By Wu Lejun, People’s Daily
The International Monetary Fund (IMF) recently projected that the global economy recovery continues but momentum has weakened in its latest World Economic Outlook. However, “China’s share of the world economy has risen increasingly and the country’s economic recovery has supported global growth directly.” Krishna Srinivasan, Deputy Director of Asia-Pacific Department at IMF told People’s Daily in a recent written interview.
According to the latest statistics from the General Administration of Customs of China (GAC), China’s foreign trade in goods registered a total value of 28.33 trillion yuan ($4.4 trillion) during the first three quarters of 2021, up 22.7 percent year on year. The global market shares of China’s total foreign trade, exports as well as imports have increased, and China remained the world’s largest trading nation in goods.
“China has been an important contributor to the recovery of global trade.” Srinivasan commented that China’s import and export performed well this year and the higher growth in China’s trade has strong spillover effects on the global economy. “Upholding the policy of reform and opening up and rebalancing its economy towards a more sustainable growth model, China will continuously contribute to the global economic growth.”
Last September, China announced a concrete long-term target of peaking carbon emissions before 2030 and reaching carbon neutrality in 2060 at the UN General Assembly. Srinivasan thought highly of China’s important role played in the global fight against climate change in the interview. This year, China’s national carbon market has started online trading. From his point of view, China’s continuously promoting high-quality development, shifting away from investment-led to consumption-led growth and supporting the expansion of services and high-tech sectors, are all conductive to lowering carbon emissions.
According to IMF’s newly released Asia & Pacific Regional Economic Outlook, China’s experience with e-CNY (its digital currency) could hold useful lessons for those considering issuing central bank digital currencies, as long as these are backed by prudential safeguards.
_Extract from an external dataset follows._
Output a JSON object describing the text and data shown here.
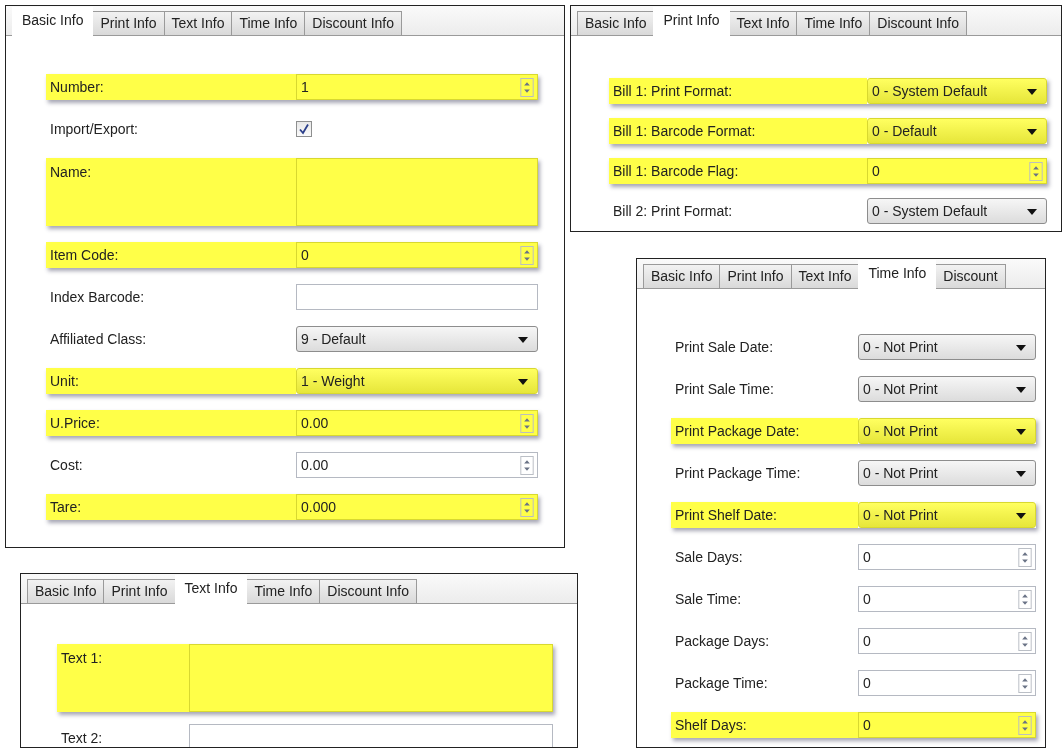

Srinivasan praised on China’s significant efforts made in developing its own central bank digital currency in recent years. China’s e-CNY has started large-scale tests in a number of cities and regions. He stressed that China’s e-CNY has the potential to promote financial inclusion and improve payment efficiency, and it can expand the coverage of payment services to unbanked households and lower transaction costs for households and small firms. “China’s e-CNY can also provide targeted fiscal support and improve transparency in public finances.”
Srinivasan firmly held the view that the global economy would benefit from a more open, stable, and transparent rules-based international trading system. Speaking of the U.S. and China, he said that finding ways to resolve trade disputes and modernize the multilateral trading system can benefit all countries in the world. From his perspective, the two countries are not just large economies – they are also major hubs for global value chains. “By working together, the U.S. and China can perform well in addressing the most pressing global challenges—from the ongoing COVID-19 pandemic to the fight against climate change.”